The failure of politicians from Bosnia and Herzegovina’s two entities to come to an agreement on implementing the necessary reforms to move forward with EU and NATO membership is a symptom of a much larger problem facing the post-conflict country. Ethnic nationalism remains problematically strong, with many claiming that the trend is worse today than it was before the war. The blame is often placed on the way in which BiH was created through the Dayton Accords, arguing that the separate entities were given too much individual power to the point where they resemble separate states rather than two parts that comprise a whole.
Regardless of how the situation came to be, it is undeniable that the current arrangement is not working. Earlier this year, High Representative for BiH Ambassador Valentin Inzko expressed great concern regarding comments made by Republika Srpska President Milorad Dodik over the possibility of holding a referendum on secession from Bosnia and Herzegovina. He claims that Republika Srpska (RS) is being sidelined and ignored by Bosnia and Herzegovina’s other entity. This is not the only recent move made by Dodik which could present a grave challenge to national security and unity in the country. Earlier last fall, he made an official attempt to disband the armed forces of Bosnia and Herzegovina, and has made it no secret that he has “no love” for the state of BiH.

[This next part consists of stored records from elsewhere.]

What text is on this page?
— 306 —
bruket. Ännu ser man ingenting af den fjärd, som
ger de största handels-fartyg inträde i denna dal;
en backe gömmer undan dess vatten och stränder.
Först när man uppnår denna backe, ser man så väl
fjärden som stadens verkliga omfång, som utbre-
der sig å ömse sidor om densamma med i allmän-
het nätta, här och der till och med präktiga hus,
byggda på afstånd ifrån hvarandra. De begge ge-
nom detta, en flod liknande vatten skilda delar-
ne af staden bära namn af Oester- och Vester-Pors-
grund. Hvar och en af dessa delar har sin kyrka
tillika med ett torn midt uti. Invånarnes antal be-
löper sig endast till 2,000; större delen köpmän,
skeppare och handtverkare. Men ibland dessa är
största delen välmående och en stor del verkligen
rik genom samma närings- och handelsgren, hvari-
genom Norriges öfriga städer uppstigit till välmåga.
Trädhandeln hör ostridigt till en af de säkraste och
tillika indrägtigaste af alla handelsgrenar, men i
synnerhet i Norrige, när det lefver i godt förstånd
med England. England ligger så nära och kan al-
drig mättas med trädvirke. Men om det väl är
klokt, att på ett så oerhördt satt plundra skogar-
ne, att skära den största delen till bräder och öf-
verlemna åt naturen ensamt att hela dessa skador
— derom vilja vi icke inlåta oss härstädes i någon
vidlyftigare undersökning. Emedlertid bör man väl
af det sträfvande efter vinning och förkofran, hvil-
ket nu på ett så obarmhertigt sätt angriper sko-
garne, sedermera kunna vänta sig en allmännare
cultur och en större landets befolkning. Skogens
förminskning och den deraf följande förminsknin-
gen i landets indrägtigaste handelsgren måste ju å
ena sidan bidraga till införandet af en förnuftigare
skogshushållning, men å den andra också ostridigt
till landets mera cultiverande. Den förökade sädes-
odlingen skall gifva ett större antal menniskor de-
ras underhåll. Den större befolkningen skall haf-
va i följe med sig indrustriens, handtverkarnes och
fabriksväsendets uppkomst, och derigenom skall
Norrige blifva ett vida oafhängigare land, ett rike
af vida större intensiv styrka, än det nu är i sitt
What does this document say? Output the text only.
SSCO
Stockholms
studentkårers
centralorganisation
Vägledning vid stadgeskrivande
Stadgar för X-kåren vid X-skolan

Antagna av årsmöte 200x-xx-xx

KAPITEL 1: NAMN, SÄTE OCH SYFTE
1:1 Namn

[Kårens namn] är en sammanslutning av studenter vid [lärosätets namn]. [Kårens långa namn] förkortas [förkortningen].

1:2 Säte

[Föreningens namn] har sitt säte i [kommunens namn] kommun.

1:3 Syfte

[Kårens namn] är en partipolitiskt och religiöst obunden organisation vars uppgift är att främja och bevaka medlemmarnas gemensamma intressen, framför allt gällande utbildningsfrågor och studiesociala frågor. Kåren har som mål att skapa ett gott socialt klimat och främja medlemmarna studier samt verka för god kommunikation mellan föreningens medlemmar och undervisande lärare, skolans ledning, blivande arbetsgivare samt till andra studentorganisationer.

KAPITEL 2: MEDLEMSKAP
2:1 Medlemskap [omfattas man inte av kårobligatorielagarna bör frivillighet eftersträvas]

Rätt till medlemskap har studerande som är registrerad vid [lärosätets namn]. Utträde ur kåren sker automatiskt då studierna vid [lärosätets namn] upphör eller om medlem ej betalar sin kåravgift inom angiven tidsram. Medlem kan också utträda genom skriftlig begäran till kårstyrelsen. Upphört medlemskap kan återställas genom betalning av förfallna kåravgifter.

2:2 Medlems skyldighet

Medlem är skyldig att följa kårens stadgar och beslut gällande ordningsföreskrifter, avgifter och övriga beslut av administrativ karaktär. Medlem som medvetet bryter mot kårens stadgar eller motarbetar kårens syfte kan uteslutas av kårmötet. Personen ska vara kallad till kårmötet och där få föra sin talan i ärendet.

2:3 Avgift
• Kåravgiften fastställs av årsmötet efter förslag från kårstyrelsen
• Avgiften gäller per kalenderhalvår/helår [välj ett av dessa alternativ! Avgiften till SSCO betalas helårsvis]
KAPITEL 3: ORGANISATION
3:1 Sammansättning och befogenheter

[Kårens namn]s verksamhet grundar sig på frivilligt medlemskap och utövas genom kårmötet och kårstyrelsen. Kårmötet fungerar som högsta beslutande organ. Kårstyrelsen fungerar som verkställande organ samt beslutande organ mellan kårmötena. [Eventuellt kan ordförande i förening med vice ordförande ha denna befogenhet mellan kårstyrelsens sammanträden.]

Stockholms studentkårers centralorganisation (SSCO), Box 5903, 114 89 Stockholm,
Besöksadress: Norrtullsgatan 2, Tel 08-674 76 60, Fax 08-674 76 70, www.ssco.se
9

Bosnia and Herzegovina runs the real risk of being left behind its neighbours who are making process with integrating into regional and international institutions that will ultimately benefit. Allowing ethnic and party concerns to dictate policy will only hurt BiH and prevent its successful transition to an effective, democratic state. The EU and NATO have expressed their readiness to help BiH in this process, but the work must start at home.